Doctor of Philosophy

Major

Psychology

Major Professor

Robert Wahler

Committee Members

Ronald Hopson, Michael Nash, Jack Reese, James Gorney, Allen Dunn

Abstract

This study presents a methodology for analyzing formal features of narrative discourse. Review of the literature indicated conceptual confusion in research on narrative and the need for a systematic scoring system to assess "how was this story told?" Using written autobiographical narratives by undergraduate students of both sexes, I developed an instrument, based on techniques of structuralist literary criticism, to describe and classify four formal dimensions of narrative: narratorial function, narratorial mediation, narrative voice, and agency. Coding along these four dimensions produced eight derived scores: the Story Index, the Complexity Index, the Distance Index, the Self-consciousness Index, the Self-reference Index, the Narrating Agency Index, the Narrated Agency Index, and the Comparative Agency Index.

High inter-rater reliability coefficients (using Cohen's kappa) suggested that this methodology could be reliably scored.

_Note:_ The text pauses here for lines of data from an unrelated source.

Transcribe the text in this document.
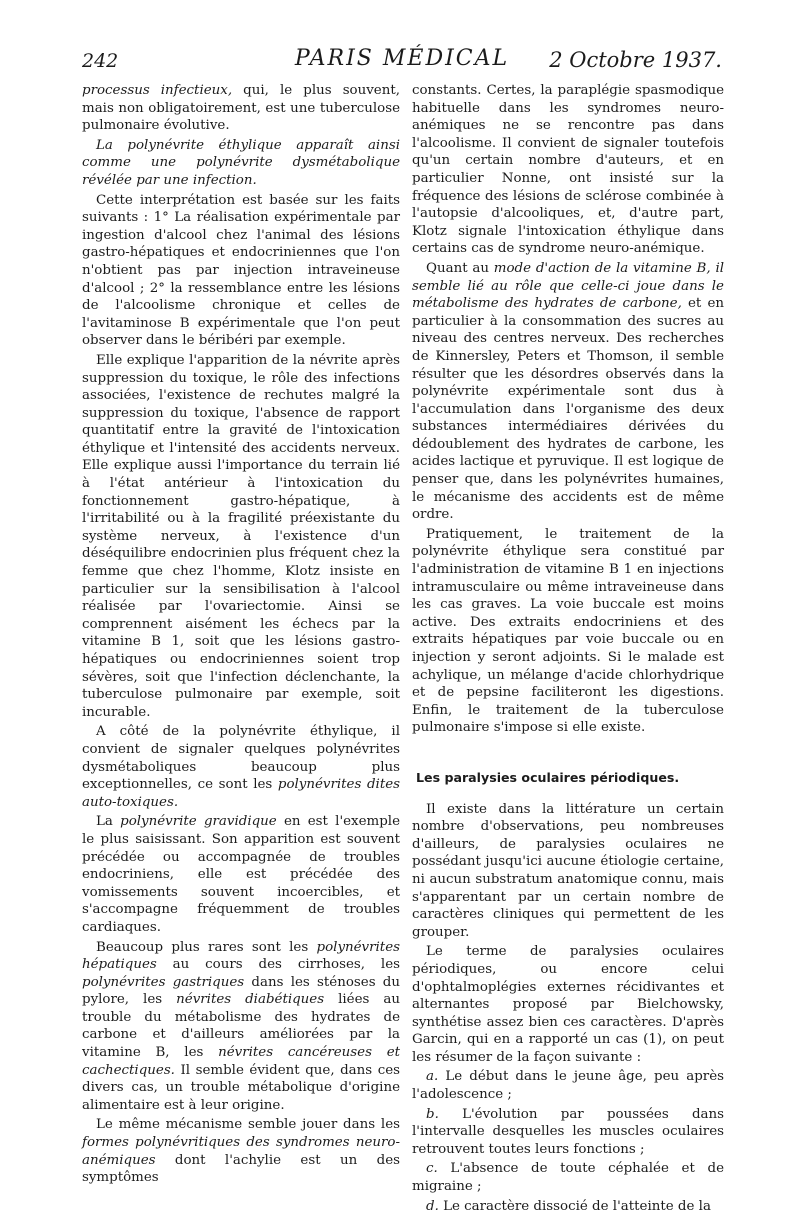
242	PARIS MÉDICAL	2 Octobre 1937.

processus infectieux, qui, le plus souvent, mais non obligatoirement, est une tuberculose pulmonaire évolutive.

La polynévrite éthylique apparaît ainsi comme une polynévrite dysmétabolique révélée par une infection.

Cette interprétation est basée sur les faits suivants : 1° La réalisation expérimentale par ingestion d'alcool chez l'animal des lésions gastro-hépatiques et endocriniennes que l'on n'obtient pas par injection intraveineuse d'alcool ; 2° la ressemblance entre les lésions de l'alcoolisme chronique et celles de l'avitaminose B expérimentale que l'on peut observer dans le béribéri par exemple.

Elle explique l'apparition de la névrite après suppression du toxique, le rôle des infections associées, l'existence de rechutes malgré la suppression du toxique, l'absence de rapport quantitatif entre la gravité de l'intoxication éthylique et l'intensité des accidents nerveux. Elle explique aussi l'importance du terrain lié à l'état antérieur à l'intoxication du fonctionnement gastro-hépatique, à l'irritabilité ou à la fragilité préexistante du système nerveux, à l'existence d'un déséquilibre endocrinien plus fréquent chez la femme que chez l'homme, Klotz insiste en particulier sur la sensibilisation à l'alcool réalisée par l'ovariectomie. Ainsi se comprennent aisément les échecs par la vitamine B 1, soit que les lésions gastro-hépatiques ou endocriniennes soient trop sévères, soit que l'infection déclenchante, la tuberculose pulmonaire par exemple, soit incurable.

A côté de la polynévrite éthylique, il convient de signaler quelques polynévrites dysmétaboliques beaucoup plus exceptionnelles, ce sont les polynévrites dites auto-toxiques.

La polynévrite gravidique en est l'exemple le plus saisissant. Son apparition est souvent précédée ou accompagnée de troubles endocriniens, elle est précédée des vomissements souvent incoercibles, et s'accompagne fréquemment de troubles cardiaques.

Beaucoup plus rares sont les polynévrites hépatiques au cours des cirrhoses, les polynévrites gastriques dans les sténoses du pylore, les névrites diabétiques liées au trouble du métabolisme des hydrates de carbone et d'ailleurs améliorées par la vitamine B, les névrites cancéreuses et cachectiques. Il semble évident que, dans ces divers cas, un trouble métabolique d'origine alimentaire est à leur origine.

Le même mécanisme semble jouer dans les formes polynévritiques des syndromes neuro-anémiques dont l'achylie est un des symptômes

constants. Certes, la paraplégie spasmodique habituelle dans les syndromes neuro-anémiques ne se rencontre pas dans l'alcoolisme. Il convient de signaler toutefois qu'un certain nombre d'auteurs, et en particulier Nonne, ont insisté sur la fréquence des lésions de sclérose combinée à l'autopsie d'alcooliques, et, d'autre part, Klotz signale l'intoxication éthylique dans certains cas de syndrome neuro-anémique.

Quant au mode d'action de la vitamine B, il semble lié au rôle que celle-ci joue dans le métabolisme des hydrates de carbone, et en particulier à la consommation des sucres au niveau des centres nerveux. Des recherches de Kinnersley, Peters et Thomson, il semble résulter que les désordres observés dans la polynévrite expérimentale sont dus à l'accumulation dans l'organisme des deux substances intermédiaires dérivées du dédoublement des hydrates de carbone, les acides lactique et pyruvique. Il est logique de penser que, dans les polynévrites humaines, le mécanisme des accidents est de même ordre.

Pratiquement, le traitement de la polynévrite éthylique sera constitué par l'administration de vitamine B 1 en injections intramusculaire ou même intraveineuse dans les cas graves. La voie buccale est moins active. Des extraits endocriniens et des extraits hépatiques par voie buccale ou en injection y seront adjoints. Si le malade est achylique, un mélange d'acide chlorhydrique et de pepsine faciliteront les digestions. Enfin, le traitement de la tuberculose pulmonaire s'impose si elle existe.

Les paralysies oculaires périodiques.

Il existe dans la littérature un certain nombre d'observations, peu nombreuses d'ailleurs, de paralysies oculaires ne possédant jusqu'ici aucune étiologie certaine, ni aucun substratum anatomique connu, mais s'apparentant par un certain nombre de caractères cliniques qui permettent de les grouper.

Le terme de paralysies oculaires périodiques, ou encore celui d'ophtalmoplégies externes récidivantes et alternantes proposé par Bielchowsky, synthétise assez bien ces caractères. D'après Garcin, qui en a rapporté un cas (1), on peut les résumer de la façon suivante :

a. Le début dans le jeune âge, peu après l'adolescence ;

b. L'évolution par poussées dans l'intervalle desquelles les muscles oculaires retrouvent toutes leurs fonctions ;

c. L'absence de toute céphalée et de migraine ;

d. Le caractère dissocié de l'atteinte de la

Examination of correlational procedures indicated that these categories appeared to represent discrete entities; however, due to the small sample size (N=29), these conclusions were only tentative. Only one significant non-artifactual correlation was found, an inverse association between the Complexity Index and Narrated Agency, suggesting that there are two voices (narrator's and protagonist's) in the autobiographical text which may be engaged in a dynamic of compensation and qualification. Finally, patterns of similarity and difference among scores were considered as reflections of narrative style, which was defined in the context of personality style.

Successful application of this methodology to autobiographical written narratives indicates that narrative analysis may be carried out in a systematic, reliable fashion and may be utilized productively in future research on narrative and personality assessment.